My husband and I have determined that in our first year as a family, we want to start off creating good habits that will continue the rest of our lives.
To be very honest, only weeks after the wedding, I started to heap all these crazy expectations on myself. It was as if not having that single mom status meant I would suddenly have the capacity to add a thousand extra things to my to do list.
Thankfully, that crazy-talk in my head was short lived. That life of being over-committed, frazzled and exhausted is not what I want. It’s not the example I want to set for my son about how to live and it’s not the way I actually want to live.

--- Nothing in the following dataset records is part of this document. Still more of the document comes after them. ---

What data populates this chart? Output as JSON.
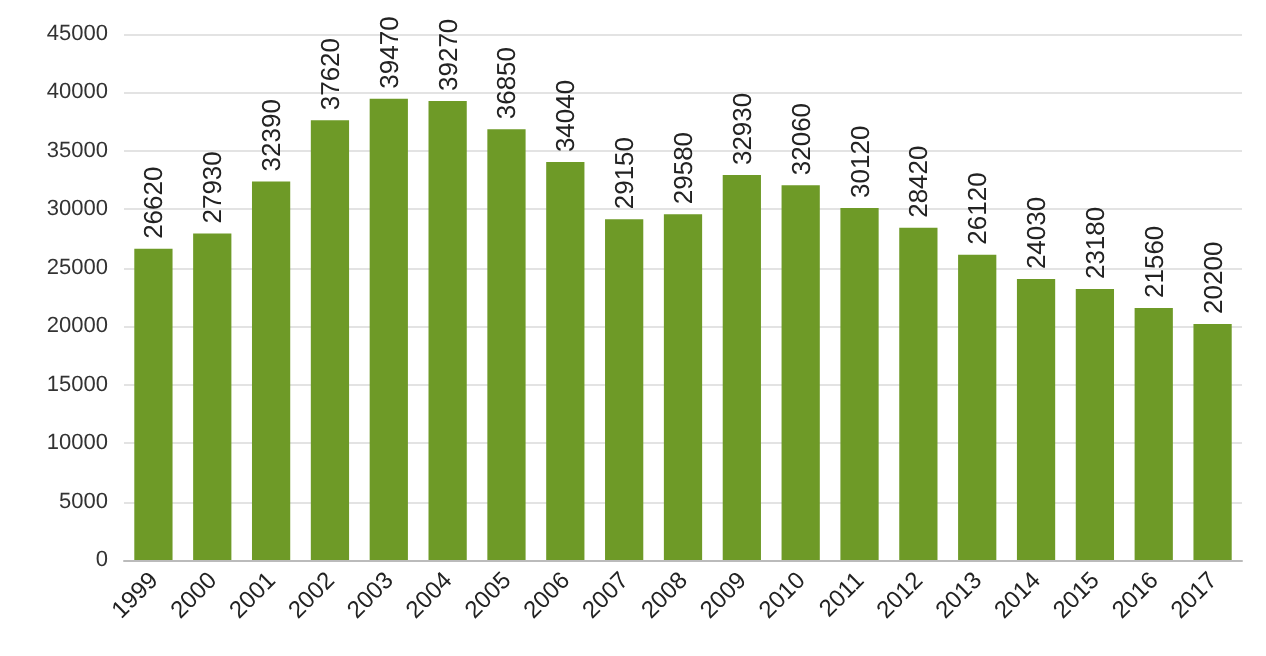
{
  "chart_data": {
    "type": "bar",
    "categories": [
      "1999",
      "2000",
      "2001",
      "2002",
      "2003",
      "2004",
      "2005",
      "2006",
      "2007",
      "2008",
      "2009",
      "2010",
      "2011",
      "2012",
      "2013",
      "2014",
      "2015",
      "2016",
      "2017"
    ],
    "values": [
      26620,
      27930,
      32390,
      37620,
      39470,
      39270,
      36850,
      34040,
      29150,
      29580,
      32930,
      32060,
      30120,
      28420,
      26120,
      24030,
      23180,
      21560,
      20200
    ],
    "color": "#6e9a27",
    "ylim": [
      0,
      45000
    ],
    "yticks": [
      0,
      5000,
      10000,
      15000,
      20000,
      25000,
      30000,
      35000,
      40000,
      45000
    ],
    "grid": "y",
    "data_labels": true
  }
}
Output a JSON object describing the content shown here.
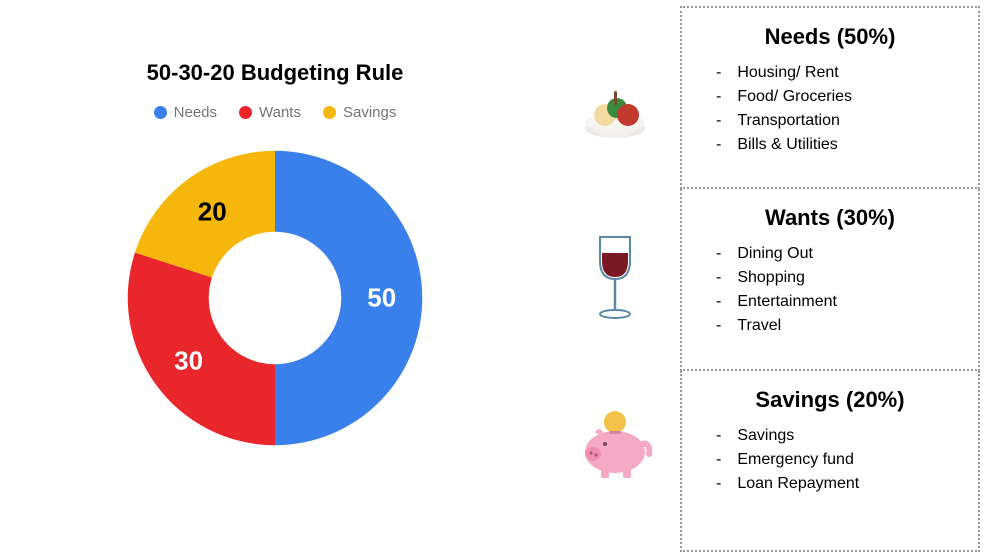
{
  "chart": {
    "title": "50-30-20 Budgeting Rule",
    "type": "donut",
    "inner_radius_ratio": 0.45,
    "background_color": "#ffffff",
    "legend_text_color": "#757575",
    "title_fontsize": 22,
    "legend_fontsize": 15,
    "value_label_fontsize": 26,
    "slices": [
      {
        "key": "needs",
        "label": "Needs",
        "value": 50,
        "color": "#3a80ea",
        "value_label_color": "#ffffff"
      },
      {
        "key": "wants",
        "label": "Wants",
        "value": 30,
        "color": "#e8262b",
        "value_label_color": "#ffffff"
      },
      {
        "key": "savings",
        "label": "Savings",
        "value": 20,
        "color": "#f6b70d",
        "value_label_color": "#000000"
      }
    ]
  },
  "icons": {
    "needs": {
      "name": "food-bowl-icon"
    },
    "wants": {
      "name": "wine-glass-icon"
    },
    "savings": {
      "name": "piggy-bank-icon"
    }
  },
  "sections": [
    {
      "key": "needs",
      "title": "Needs (50%)",
      "items": [
        "Housing/ Rent",
        "Food/ Groceries",
        "Transportation",
        "Bills & Utilities"
      ]
    },
    {
      "key": "wants",
      "title": "Wants (30%)",
      "items": [
        "Dining Out",
        "Shopping",
        "Entertainment",
        "Travel"
      ]
    },
    {
      "key": "savings",
      "title": "Savings (20%)",
      "items": [
        "Savings",
        "Emergency fund",
        "Loan Repayment"
      ]
    }
  ]
}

Single Parent to Productivity Machine?
I didn’t get married so I could accomplish more. Productivity was certainly not on the list of reasons. At. All.

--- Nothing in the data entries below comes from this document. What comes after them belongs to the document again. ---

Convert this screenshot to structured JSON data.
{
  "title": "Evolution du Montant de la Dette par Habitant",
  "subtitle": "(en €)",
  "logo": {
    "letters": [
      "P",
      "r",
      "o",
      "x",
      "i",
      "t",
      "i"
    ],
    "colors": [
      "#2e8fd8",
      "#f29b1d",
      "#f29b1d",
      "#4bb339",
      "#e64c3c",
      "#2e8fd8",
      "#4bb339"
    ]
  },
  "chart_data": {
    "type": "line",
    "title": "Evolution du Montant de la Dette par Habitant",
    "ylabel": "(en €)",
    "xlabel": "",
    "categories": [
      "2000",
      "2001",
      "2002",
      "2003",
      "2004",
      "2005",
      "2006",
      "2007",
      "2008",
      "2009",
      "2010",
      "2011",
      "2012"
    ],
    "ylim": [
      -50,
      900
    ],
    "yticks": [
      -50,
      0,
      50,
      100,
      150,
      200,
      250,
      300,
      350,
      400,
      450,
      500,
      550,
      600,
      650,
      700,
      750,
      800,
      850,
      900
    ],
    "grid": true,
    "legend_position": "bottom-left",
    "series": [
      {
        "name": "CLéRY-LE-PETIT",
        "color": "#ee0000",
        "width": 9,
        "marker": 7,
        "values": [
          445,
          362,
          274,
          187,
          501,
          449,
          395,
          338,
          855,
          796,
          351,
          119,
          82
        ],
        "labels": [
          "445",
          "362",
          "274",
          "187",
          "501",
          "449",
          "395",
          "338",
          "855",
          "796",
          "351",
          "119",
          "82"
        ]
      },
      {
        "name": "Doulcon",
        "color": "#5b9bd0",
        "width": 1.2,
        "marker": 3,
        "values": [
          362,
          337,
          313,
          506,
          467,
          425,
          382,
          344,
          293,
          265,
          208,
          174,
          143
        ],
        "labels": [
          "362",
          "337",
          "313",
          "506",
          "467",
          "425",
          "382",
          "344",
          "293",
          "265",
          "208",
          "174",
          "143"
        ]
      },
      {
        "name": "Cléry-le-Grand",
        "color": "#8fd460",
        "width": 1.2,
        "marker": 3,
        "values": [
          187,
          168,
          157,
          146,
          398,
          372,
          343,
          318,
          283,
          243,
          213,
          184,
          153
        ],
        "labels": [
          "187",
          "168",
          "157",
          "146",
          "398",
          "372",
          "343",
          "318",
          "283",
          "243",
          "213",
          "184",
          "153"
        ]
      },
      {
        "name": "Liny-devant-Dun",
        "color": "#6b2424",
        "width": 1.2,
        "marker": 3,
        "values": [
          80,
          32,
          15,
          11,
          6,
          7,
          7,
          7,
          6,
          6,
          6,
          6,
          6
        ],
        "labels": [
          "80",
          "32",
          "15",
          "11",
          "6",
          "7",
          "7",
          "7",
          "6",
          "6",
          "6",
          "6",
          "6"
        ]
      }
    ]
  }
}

I got married to share life with my best friend. Life. Share life. And sometimes there will be busier seasons. We know that.
But, as much as possible, we are trying to be intentional to not have a schedule that results in just rushing from one thing to the next, checking people off a list instead of being fully present with them.

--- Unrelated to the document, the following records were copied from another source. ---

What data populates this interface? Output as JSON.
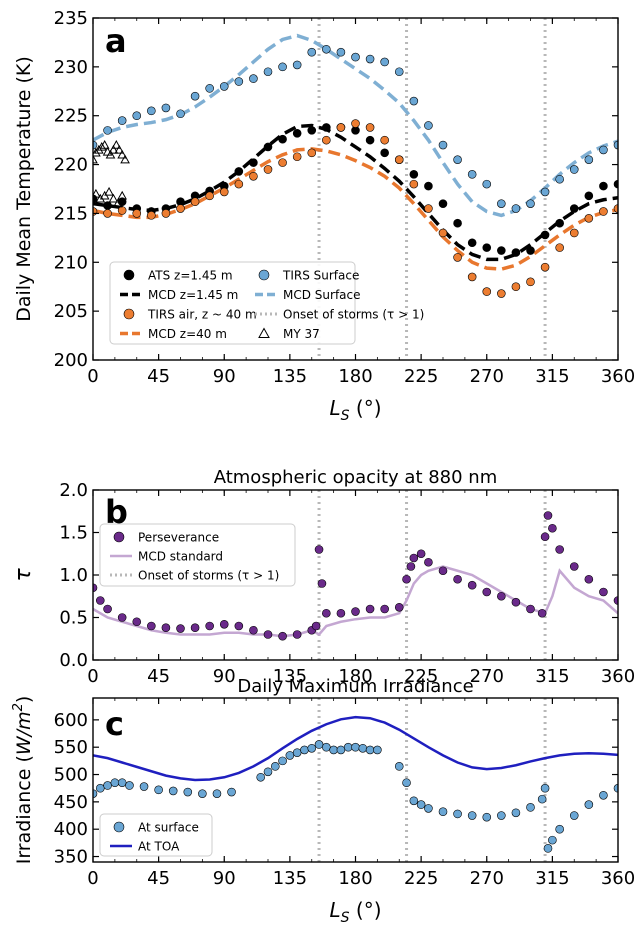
{
  "chart_data": [
    {
      "panel": "a",
      "type": "scatter",
      "title": "",
      "xlabel": "L_S (°)",
      "ylabel": "Daily Mean Temperature (K)",
      "xlim": [
        0,
        360
      ],
      "ylim": [
        200,
        235
      ],
      "xticks": [
        0,
        45,
        90,
        135,
        180,
        225,
        270,
        315,
        360
      ],
      "yticks": [
        200,
        205,
        210,
        215,
        220,
        225,
        230,
        235
      ],
      "storm_onsets": [
        155,
        215,
        310
      ],
      "legend_position": "lower-left",
      "series": [
        {
          "name": "ATS z=1.45 m",
          "kind": "scatter",
          "marker": "circle",
          "color": "#000000",
          "x": [
            0,
            10,
            20,
            30,
            40,
            50,
            60,
            70,
            80,
            90,
            100,
            110,
            120,
            130,
            140,
            150,
            160,
            170,
            180,
            190,
            200,
            210,
            220,
            230,
            240,
            250,
            260,
            270,
            280,
            290,
            300,
            310,
            320,
            330,
            340,
            350,
            360
          ],
          "y": [
            216.5,
            215.8,
            216.2,
            215.5,
            215.2,
            215.5,
            216.2,
            216.8,
            217.3,
            217.8,
            219.3,
            220.2,
            221.8,
            222.6,
            223.2,
            223.5,
            223.8,
            223.8,
            223.5,
            222.5,
            221.2,
            220.5,
            219.0,
            217.8,
            216.0,
            214.0,
            212.0,
            211.5,
            211.2,
            211.0,
            211.2,
            212.8,
            214.0,
            215.5,
            216.8,
            217.8,
            218.0
          ]
        },
        {
          "name": "MCD z=1.45 m",
          "kind": "line",
          "dash": "dashed",
          "color": "#000000",
          "x": [
            0,
            10,
            20,
            30,
            40,
            50,
            60,
            70,
            80,
            90,
            100,
            110,
            120,
            130,
            140,
            150,
            160,
            170,
            180,
            190,
            200,
            210,
            220,
            230,
            240,
            250,
            260,
            270,
            280,
            290,
            300,
            310,
            320,
            330,
            340,
            350,
            360
          ],
          "y": [
            216.0,
            215.8,
            215.6,
            215.4,
            215.3,
            215.5,
            215.9,
            216.5,
            217.3,
            218.2,
            219.3,
            220.6,
            221.9,
            223.1,
            223.9,
            224.0,
            223.6,
            222.8,
            221.8,
            220.8,
            219.6,
            218.3,
            216.7,
            215.0,
            213.3,
            211.8,
            210.8,
            210.3,
            210.3,
            210.8,
            211.8,
            213.0,
            214.2,
            215.2,
            216.0,
            216.4,
            216.6
          ]
        },
        {
          "name": "TIRS air, z ~ 40 m",
          "kind": "scatter",
          "marker": "circle",
          "color": "#ec7d31",
          "x": [
            0,
            10,
            20,
            30,
            40,
            50,
            60,
            70,
            80,
            90,
            100,
            110,
            120,
            130,
            140,
            150,
            160,
            170,
            180,
            190,
            200,
            210,
            220,
            230,
            240,
            250,
            260,
            270,
            280,
            290,
            300,
            310,
            320,
            330,
            340,
            350,
            360
          ],
          "y": [
            215.2,
            215.0,
            215.3,
            215.0,
            214.8,
            215.0,
            215.5,
            216.2,
            216.8,
            217.2,
            218.0,
            218.8,
            219.5,
            220.2,
            220.8,
            221.2,
            222.5,
            223.8,
            224.2,
            223.8,
            222.5,
            220.5,
            218.0,
            215.5,
            213.0,
            210.5,
            208.5,
            207.0,
            206.8,
            207.5,
            208.0,
            209.5,
            211.5,
            213.0,
            214.5,
            215.2,
            215.5
          ]
        },
        {
          "name": "MCD z=40 m",
          "kind": "line",
          "dash": "dashed",
          "color": "#e8772e",
          "x": [
            0,
            10,
            20,
            30,
            40,
            50,
            60,
            70,
            80,
            90,
            100,
            110,
            120,
            130,
            140,
            150,
            160,
            170,
            180,
            190,
            200,
            210,
            220,
            230,
            240,
            250,
            260,
            270,
            280,
            290,
            300,
            310,
            320,
            330,
            340,
            350,
            360
          ],
          "y": [
            215.3,
            215.0,
            214.8,
            214.6,
            214.6,
            214.9,
            215.4,
            216.0,
            216.8,
            217.6,
            218.5,
            219.4,
            220.3,
            221.0,
            221.5,
            221.6,
            221.4,
            221.0,
            220.4,
            219.7,
            218.8,
            217.6,
            216.0,
            214.3,
            212.6,
            211.2,
            210.0,
            209.4,
            209.3,
            209.7,
            210.6,
            211.7,
            212.8,
            213.8,
            214.6,
            215.1,
            215.4
          ]
        },
        {
          "name": "TIRS Surface",
          "kind": "scatter",
          "marker": "circle",
          "color": "#6aa6d4",
          "x": [
            0,
            10,
            20,
            30,
            40,
            50,
            60,
            70,
            80,
            90,
            100,
            110,
            120,
            130,
            140,
            150,
            160,
            170,
            180,
            190,
            200,
            210,
            220,
            230,
            240,
            250,
            260,
            270,
            280,
            290,
            300,
            310,
            320,
            330,
            340,
            350,
            360
          ],
          "y": [
            222.0,
            223.5,
            224.5,
            225.0,
            225.5,
            225.8,
            225.2,
            227.0,
            227.8,
            228.0,
            228.5,
            228.8,
            229.5,
            230.0,
            230.2,
            231.5,
            231.8,
            231.5,
            231.0,
            230.8,
            230.5,
            229.5,
            226.5,
            224.0,
            222.0,
            220.5,
            219.0,
            218.0,
            216.0,
            215.5,
            216.0,
            217.2,
            218.5,
            219.5,
            220.5,
            221.5,
            222.0
          ]
        },
        {
          "name": "MCD Surface",
          "kind": "line",
          "dash": "dashed",
          "color": "#7fafd3",
          "x": [
            0,
            10,
            20,
            30,
            40,
            50,
            60,
            70,
            80,
            90,
            100,
            110,
            120,
            130,
            140,
            150,
            160,
            170,
            180,
            190,
            200,
            210,
            220,
            230,
            240,
            250,
            260,
            270,
            280,
            290,
            300,
            310,
            320,
            330,
            340,
            350,
            360
          ],
          "y": [
            222.5,
            223.3,
            223.8,
            224.1,
            224.3,
            224.6,
            225.1,
            225.9,
            226.9,
            228.0,
            229.2,
            230.5,
            231.8,
            232.8,
            233.2,
            232.7,
            231.8,
            230.8,
            229.8,
            228.8,
            227.6,
            226.3,
            224.5,
            222.5,
            220.2,
            218.0,
            216.2,
            215.2,
            214.8,
            215.3,
            216.3,
            217.6,
            219.0,
            220.2,
            221.2,
            221.9,
            222.4
          ]
        },
        {
          "name": "Onset of storms (τ > 1)",
          "kind": "legend-only",
          "color": "#b8b8b8"
        },
        {
          "name": "MY 37",
          "kind": "scatter",
          "marker": "triangle",
          "color": "#000000",
          "x": [
            0,
            2,
            4,
            6,
            8,
            10,
            12,
            14,
            16,
            18,
            20,
            22,
            2,
            5,
            8,
            11,
            14,
            17,
            20
          ],
          "y": [
            220.5,
            221.2,
            221.5,
            221.8,
            222.0,
            221.3,
            221.0,
            221.5,
            222.0,
            221.5,
            221.0,
            220.5,
            217.0,
            216.5,
            216.8,
            217.2,
            216.5,
            216.0,
            216.8
          ]
        }
      ]
    },
    {
      "panel": "b",
      "type": "scatter",
      "title": "Atmospheric opacity at 880 nm",
      "xlabel": "",
      "ylabel": "τ",
      "xlim": [
        0,
        360
      ],
      "ylim": [
        0.0,
        2.0
      ],
      "xticks": [
        0,
        45,
        90,
        135,
        180,
        225,
        270,
        315,
        360
      ],
      "yticks": [
        0.0,
        0.5,
        1.0,
        1.5,
        2.0
      ],
      "storm_onsets": [
        155,
        215,
        310
      ],
      "legend_position": "upper-left",
      "series": [
        {
          "name": "Perseverance",
          "kind": "scatter",
          "marker": "circle",
          "color": "#6a2a8a",
          "x": [
            0,
            5,
            10,
            20,
            30,
            40,
            50,
            60,
            70,
            80,
            90,
            100,
            110,
            120,
            130,
            140,
            150,
            153,
            155,
            157,
            160,
            170,
            180,
            190,
            200,
            210,
            215,
            218,
            220,
            225,
            230,
            240,
            250,
            260,
            270,
            280,
            290,
            300,
            308,
            310,
            312,
            315,
            320,
            330,
            340,
            350,
            360
          ],
          "y": [
            0.85,
            0.7,
            0.6,
            0.5,
            0.45,
            0.4,
            0.38,
            0.37,
            0.38,
            0.4,
            0.42,
            0.4,
            0.35,
            0.3,
            0.28,
            0.3,
            0.35,
            0.4,
            1.3,
            0.9,
            0.55,
            0.55,
            0.57,
            0.6,
            0.6,
            0.62,
            0.95,
            1.1,
            1.2,
            1.25,
            1.15,
            1.05,
            0.95,
            0.88,
            0.8,
            0.75,
            0.68,
            0.6,
            0.55,
            1.45,
            1.7,
            1.55,
            1.3,
            1.1,
            0.95,
            0.8,
            0.7
          ]
        },
        {
          "name": "MCD standard",
          "kind": "line",
          "color": "#c4a7d2",
          "x": [
            0,
            10,
            20,
            30,
            40,
            50,
            60,
            70,
            80,
            90,
            100,
            110,
            120,
            130,
            140,
            150,
            155,
            160,
            170,
            180,
            190,
            200,
            210,
            215,
            220,
            225,
            230,
            240,
            250,
            260,
            270,
            280,
            290,
            300,
            310,
            315,
            320,
            330,
            340,
            350,
            360
          ],
          "y": [
            0.6,
            0.5,
            0.45,
            0.4,
            0.35,
            0.32,
            0.3,
            0.3,
            0.3,
            0.32,
            0.32,
            0.3,
            0.3,
            0.28,
            0.3,
            0.35,
            0.3,
            0.4,
            0.45,
            0.48,
            0.5,
            0.5,
            0.55,
            0.7,
            0.9,
            1.0,
            1.05,
            1.1,
            1.05,
            1.0,
            0.9,
            0.8,
            0.7,
            0.6,
            0.55,
            0.75,
            1.05,
            0.85,
            0.75,
            0.7,
            0.55
          ]
        },
        {
          "name": "Onset of storms (τ > 1)",
          "kind": "legend-only",
          "color": "#b8b8b8"
        }
      ]
    },
    {
      "panel": "c",
      "type": "scatter",
      "title": "Daily Maximum Irradiance",
      "xlabel": "L_S (°)",
      "ylabel": "Irradiance (W/m²)",
      "xlim": [
        0,
        360
      ],
      "ylim": [
        340,
        640
      ],
      "xticks": [
        0,
        45,
        90,
        135,
        180,
        225,
        270,
        315,
        360
      ],
      "yticks": [
        350,
        400,
        450,
        500,
        550,
        600
      ],
      "storm_onsets": [
        155,
        215,
        310
      ],
      "legend_position": "lower-left",
      "series": [
        {
          "name": "At surface",
          "kind": "scatter",
          "marker": "circle",
          "color": "#6aa6d4",
          "x": [
            0,
            5,
            10,
            15,
            20,
            25,
            35,
            45,
            55,
            65,
            75,
            85,
            95,
            115,
            120,
            125,
            130,
            135,
            140,
            145,
            150,
            155,
            160,
            165,
            170,
            175,
            180,
            185,
            190,
            195,
            210,
            215,
            220,
            225,
            230,
            240,
            250,
            260,
            270,
            280,
            290,
            300,
            308,
            310,
            312,
            315,
            320,
            330,
            340,
            350,
            360
          ],
          "y": [
            465,
            475,
            480,
            485,
            485,
            480,
            478,
            472,
            470,
            468,
            465,
            465,
            468,
            495,
            505,
            515,
            525,
            535,
            540,
            545,
            548,
            555,
            550,
            545,
            545,
            550,
            550,
            548,
            545,
            545,
            515,
            485,
            452,
            445,
            438,
            432,
            428,
            425,
            422,
            425,
            430,
            440,
            455,
            475,
            365,
            380,
            400,
            425,
            445,
            462,
            475
          ]
        },
        {
          "name": "At TOA",
          "kind": "line",
          "color": "#1f1fbf",
          "x": [
            0,
            10,
            20,
            30,
            40,
            50,
            60,
            70,
            80,
            90,
            100,
            110,
            120,
            130,
            140,
            150,
            160,
            170,
            180,
            190,
            200,
            210,
            220,
            230,
            240,
            250,
            260,
            270,
            280,
            290,
            300,
            310,
            320,
            330,
            340,
            350,
            360
          ],
          "y": [
            535,
            530,
            522,
            514,
            506,
            498,
            493,
            490,
            491,
            495,
            503,
            515,
            530,
            548,
            565,
            580,
            592,
            601,
            605,
            603,
            595,
            582,
            566,
            550,
            535,
            522,
            513,
            510,
            512,
            517,
            524,
            530,
            535,
            538,
            539,
            538,
            536
          ]
        }
      ]
    }
  ],
  "panel_labels": {
    "a": "a",
    "b": "b",
    "c": "c"
  }
}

And it’s not just about time being with other people. It’s also about planning to have unplanned time alone and together. It’s about making sure that not every second of our lives are scheduled.
Choices, Not Assumptions
For me, I like the idea of starting at zero. Choosing the absolute essentials and then making intentional choices about every single commitment and responsibility in my life. I am a creative visionary who gets things done. This can occasionally lead to… shall we say… having too many projects and commitments on my plate.
The absolute basics for me are my family and my job. For me, that is starting at zero. I love my family and want to invest in them and enjoy them, especially in this big transition.
My job isn’t optional because we need the income, but I also value working hard and contributing there to the absolute best of my ability. I want to continue to improve my experience and output at work with intention and care, improving work-related habits to reduce stress and increase quality. (I didn’t put God on that list, because for me, He is somewhere before that zero, not on equal playing field with any other role or responsibility.)
After my family and the responsibilities of my job, everything else is a choice, not an assumption. I have been reviewing everything I’m involved with, from volunteering at my church to even being a contributor on this blog, and making a conscious choice about whether that activity is right for this season of life.
Just because something is a good opportunity doesn’t mean you have to do it.
If you haven’t checked out Tsh’s book, I highly recommend it. Genuinely recommend it. And not just because I have the privilege of being a part of the community of voices here. I think she has articulated something in Notes from a Blue Bike that will be the next major cultural shift in our country and it’s refreshing to hear her personal stories about what that transition looked like the Oxenrieder family.
For years I have been craving a life of intention instead of survival. Sometimes circumstances make survival the only option for a while. Trust me. I know that all too well. Sometimes you do the best you can, recognize what you can’t control, and trust that things won’t always be that hard.
But, then there are seasons in life where you can start at zero and decide what actually matters without busyness being default.
For me, starting at zero means this:
On top of that, I’ve chosen to intentionally limit my creative side projects this year, keeping the focus on writing here and my Art of Forgiveness project. There’s a few other important commitments I’m making or keeping, but it’s intentional and limited.
What does starting at zero mean for you?